The Austin bomber, Mark Conditt, killed himself Wednesday morning less than two miles from my home. Fear had mounted with each explosion in our city over the last month. Over that same period of time, I was interviewing Syrian refugees who had resettled in Austin, Texas, people for whom life under the threat of bombs is horribly familiar.
I can never understand what they endured, but the threat in Austin, a city that has always felt so safe for my family and my children, makes me understand their stories in a new way.
Almost every interview begins with a story. Every refugee I meet is on the search for one that is so compelling that the world will sit up and pay attention. Usually that story happened to someone else. Often there are pictures and videos. Look at this boy, they tell me; he was pinned to the wall of an office building by a missile that never exploded. Look at this little girl, who died in eastern Ghouta while putting the gas mask on her sister. Look at this man, clutching his curly-haired 3-year-old twin sons; see how much he loved them before they were gassed by their own government?
It’s the retelling of mundane moments, however, that affect me the most. It becomes gut-wrenching when it’s personal, when it’s small, when it could have happened to anyone.
On Tuesday, I interviewed a woman I’ll call Duaa, and her husband, Jebreel, whose family I have become close to over the last few months. They and their five children witnessed the beginning of the revolution in Daraa, Syria. After lunch, we drank black tea from the white-and-gold teacups she brought to the U.S. all the way from Daraa. I wondered as I sipped whether the chip in my teacup was from one of her children, or if it happened somewhere along the way to this housing-authority apartment in east Austin.
Duaa uses personal landmarks when talking about the start of the war in Syria. The first shots in Daraa were fired in 2011 at the Omari Mosque, where her husband and sons prayed every Friday. Days later, government tanks barreled into town; one tank rolled through their oldest daughter’s garden wall. The government’s missiles were staioned at a soccer field near a relative’s house.
On Tuesday, while I sat at Duaa’s table, my phone buzzed with a news notification. Another package — mercifully still intact this time — had been discovered at a FedEx facility near the Austin airport. I asked Duaa and Jebreel whether they had heard about the Austin bombings; they had not.
As I began explaining the news through our translator, I relied on the same type of personal landmarks they did: The first bomb went off just blocks from my children’s school. The second killed a young man who’d been accepted at the University of Texas, where I got my graduate degree. The third bomb was in the neighborhood of a close friend. My family hikes behind the road where the tripwire bomb injured two young men.

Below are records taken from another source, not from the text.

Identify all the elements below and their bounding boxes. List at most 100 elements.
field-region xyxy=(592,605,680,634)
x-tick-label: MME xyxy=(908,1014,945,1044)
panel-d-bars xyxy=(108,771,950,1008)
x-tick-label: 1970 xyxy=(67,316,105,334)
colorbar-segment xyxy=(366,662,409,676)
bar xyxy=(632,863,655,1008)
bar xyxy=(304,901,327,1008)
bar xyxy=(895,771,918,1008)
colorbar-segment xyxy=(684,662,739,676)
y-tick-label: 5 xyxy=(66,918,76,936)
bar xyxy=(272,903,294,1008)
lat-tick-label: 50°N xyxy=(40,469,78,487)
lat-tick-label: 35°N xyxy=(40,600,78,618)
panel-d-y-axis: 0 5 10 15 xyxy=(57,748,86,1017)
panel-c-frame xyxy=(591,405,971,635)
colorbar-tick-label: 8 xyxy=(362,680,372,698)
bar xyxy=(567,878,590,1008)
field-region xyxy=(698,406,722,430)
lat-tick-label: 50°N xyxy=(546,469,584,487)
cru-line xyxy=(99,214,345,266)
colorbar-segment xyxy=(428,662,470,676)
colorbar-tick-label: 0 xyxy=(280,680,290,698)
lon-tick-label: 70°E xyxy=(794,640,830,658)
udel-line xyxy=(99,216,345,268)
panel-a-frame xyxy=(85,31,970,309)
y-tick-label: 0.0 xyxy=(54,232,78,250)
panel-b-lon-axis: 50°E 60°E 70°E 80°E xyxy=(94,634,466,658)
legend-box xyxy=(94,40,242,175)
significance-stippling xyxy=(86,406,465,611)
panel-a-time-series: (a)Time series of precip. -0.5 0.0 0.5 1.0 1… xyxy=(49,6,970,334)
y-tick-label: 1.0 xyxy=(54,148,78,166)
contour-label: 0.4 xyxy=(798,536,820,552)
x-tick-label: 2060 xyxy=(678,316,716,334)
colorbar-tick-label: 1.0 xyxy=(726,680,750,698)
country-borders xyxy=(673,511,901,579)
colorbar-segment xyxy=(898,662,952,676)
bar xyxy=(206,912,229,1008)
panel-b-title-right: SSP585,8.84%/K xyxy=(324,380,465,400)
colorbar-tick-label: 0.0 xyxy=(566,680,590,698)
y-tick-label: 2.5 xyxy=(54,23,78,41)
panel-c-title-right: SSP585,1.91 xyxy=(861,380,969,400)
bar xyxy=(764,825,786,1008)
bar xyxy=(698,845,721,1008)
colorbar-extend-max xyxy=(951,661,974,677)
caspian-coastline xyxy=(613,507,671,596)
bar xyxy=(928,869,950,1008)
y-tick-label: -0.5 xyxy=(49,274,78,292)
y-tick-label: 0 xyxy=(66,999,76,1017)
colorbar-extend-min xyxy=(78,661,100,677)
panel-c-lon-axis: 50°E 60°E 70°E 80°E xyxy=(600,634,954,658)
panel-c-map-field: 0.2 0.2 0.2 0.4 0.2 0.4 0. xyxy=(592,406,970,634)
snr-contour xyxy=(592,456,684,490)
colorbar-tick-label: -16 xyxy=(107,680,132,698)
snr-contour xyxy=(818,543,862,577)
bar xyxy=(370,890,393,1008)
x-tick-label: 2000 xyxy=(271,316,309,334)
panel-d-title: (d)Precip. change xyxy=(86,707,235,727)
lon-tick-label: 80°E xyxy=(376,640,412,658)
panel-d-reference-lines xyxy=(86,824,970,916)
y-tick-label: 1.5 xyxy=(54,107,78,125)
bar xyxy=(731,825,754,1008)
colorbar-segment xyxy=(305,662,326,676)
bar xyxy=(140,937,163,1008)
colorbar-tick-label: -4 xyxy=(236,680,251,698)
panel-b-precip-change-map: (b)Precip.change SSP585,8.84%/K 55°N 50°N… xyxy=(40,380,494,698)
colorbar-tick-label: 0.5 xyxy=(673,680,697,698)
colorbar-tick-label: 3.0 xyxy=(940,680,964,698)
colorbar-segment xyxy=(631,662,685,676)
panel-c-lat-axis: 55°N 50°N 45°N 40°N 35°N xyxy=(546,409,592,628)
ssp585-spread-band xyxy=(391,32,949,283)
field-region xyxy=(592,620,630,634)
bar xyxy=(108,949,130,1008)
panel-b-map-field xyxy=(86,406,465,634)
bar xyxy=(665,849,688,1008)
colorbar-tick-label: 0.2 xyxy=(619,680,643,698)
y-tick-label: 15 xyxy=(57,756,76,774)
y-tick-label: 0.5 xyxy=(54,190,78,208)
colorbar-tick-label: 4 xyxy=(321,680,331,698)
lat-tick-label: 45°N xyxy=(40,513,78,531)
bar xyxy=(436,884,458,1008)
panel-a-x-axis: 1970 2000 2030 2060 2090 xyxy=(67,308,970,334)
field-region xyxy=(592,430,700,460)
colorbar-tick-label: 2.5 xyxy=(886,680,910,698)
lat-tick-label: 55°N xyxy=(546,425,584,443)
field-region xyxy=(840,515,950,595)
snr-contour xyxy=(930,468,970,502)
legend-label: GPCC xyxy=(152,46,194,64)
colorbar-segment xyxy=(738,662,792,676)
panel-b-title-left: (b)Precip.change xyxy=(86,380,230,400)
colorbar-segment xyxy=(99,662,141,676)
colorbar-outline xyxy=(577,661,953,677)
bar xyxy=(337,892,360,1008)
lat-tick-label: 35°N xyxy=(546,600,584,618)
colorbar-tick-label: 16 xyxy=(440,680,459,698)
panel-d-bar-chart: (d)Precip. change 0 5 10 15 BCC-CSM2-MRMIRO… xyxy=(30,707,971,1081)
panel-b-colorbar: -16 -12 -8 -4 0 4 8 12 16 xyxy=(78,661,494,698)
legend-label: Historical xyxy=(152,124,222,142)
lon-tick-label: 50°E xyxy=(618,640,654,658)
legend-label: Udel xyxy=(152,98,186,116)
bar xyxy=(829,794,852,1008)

I was quick to acknowledge that there is no comparison to what their family endured over years. Jebreel used the metaphor of water: “Here you have had five drops of water. In Syria, it rained.”
That echoed in my head as I picked up my elementary school-aged children and answered their questions about why someone would send bombs in the mail.
Duaa and Jebreel’s youngest daughter was still in elementary school when the war in Syria began. A suicide bombing outside her classroom sent shrapnel through the window, missing her by inches. When Duaa finally found her in the chaos, they had to step over blown-up body parts to make their way home.
Her daughter still remembers picking her way over other people’s fingers and feet.
I could not get that out of my head either as I tucked my little girls into bed. I do not want my own daughters to live in a city where 23-year-old men send random bombs to people. Duaa did not want her children to be in a city getting bombed by its own government.
They fled to Jordan and eventually the United States.
I can’t help but wonder what I would do if Austin’s bombing weren’t a few frightening incidents, but an ongoing war. What would I say to my kids? How would we escape? What would we save? What would be lost?
I picture myself in some bewildering new country with nothing but my favorite coffee mug. Then I stop. I know I cannot comprehend how refugees made it through all that they endured. It frustrated me that there was not more news coverage of what we were going through in Austin; I cannot comprehend the grief of knowing that the world is ignoring your nation’s disintegration.
“Being safe in your home is the ultimate gift for any human being,” Duaa told me. “We don’t know how important that is until we lose it.”
She will be glad when I tell her the bombings are over in Austin. But it also will be a bittersweet moment. Safety in her home country is something she and other Syrians may never find again.